President Wilson was indeed bitterly disappointed by the outcome of the peace negotiations at Versailles as he regarded the final agreement as a bundle of compromises that significantly departed from both the letter and the spirit of his Fourteen Points.
Wilson had hoped that any agreement reached at Versailles would rebuild Europe on the basis of his Fourteen Points; however, it wasn't very long after arriving at the peace negotiations that Wilson realized that his high principles would soon collide with the cold, hard reality of international politics, thus necessitating some kind of compromise, something that the President found rather squalid.
Although Wilson obtained much of what he wanted from Versailles, any sense of achievement was blunted by what he didn't get.
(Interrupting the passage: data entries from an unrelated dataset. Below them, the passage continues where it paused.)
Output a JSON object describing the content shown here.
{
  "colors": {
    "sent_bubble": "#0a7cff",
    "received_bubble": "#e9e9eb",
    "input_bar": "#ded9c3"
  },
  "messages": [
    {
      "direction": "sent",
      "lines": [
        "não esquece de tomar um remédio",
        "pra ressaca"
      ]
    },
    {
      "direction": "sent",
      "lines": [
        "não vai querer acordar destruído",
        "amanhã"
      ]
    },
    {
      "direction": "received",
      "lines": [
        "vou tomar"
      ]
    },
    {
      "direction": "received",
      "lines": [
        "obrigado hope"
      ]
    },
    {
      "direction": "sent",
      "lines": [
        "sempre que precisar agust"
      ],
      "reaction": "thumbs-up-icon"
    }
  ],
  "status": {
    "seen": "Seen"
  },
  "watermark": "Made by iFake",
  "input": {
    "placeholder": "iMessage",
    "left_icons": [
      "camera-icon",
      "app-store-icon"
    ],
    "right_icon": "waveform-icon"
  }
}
His prized principle of self-determination was severely compromised by the refusal of Great Britain, Belgium, and France to give freedom to their imperial subjects.
Wilson also wanted a union between Germany and Austri, but didn't get his way as such a proposal was way too controversial, not least because it was bitterly opposed by the French on strategic grounds.
Wilson's ideal of mutual cooperation was torpedoed by the Czech occupation of Teschen, a disputed territory fought over by Czechoslovakia and Poland, and by Poland's occupation of lands previously belonging to the Russian Empire.
In so many parts of Europe and the wider world, it seemed that the principles that Wilson had hoped the Versailles Treaty would embody were under attack. No wonder he was so bitterly disappointed by the outcome.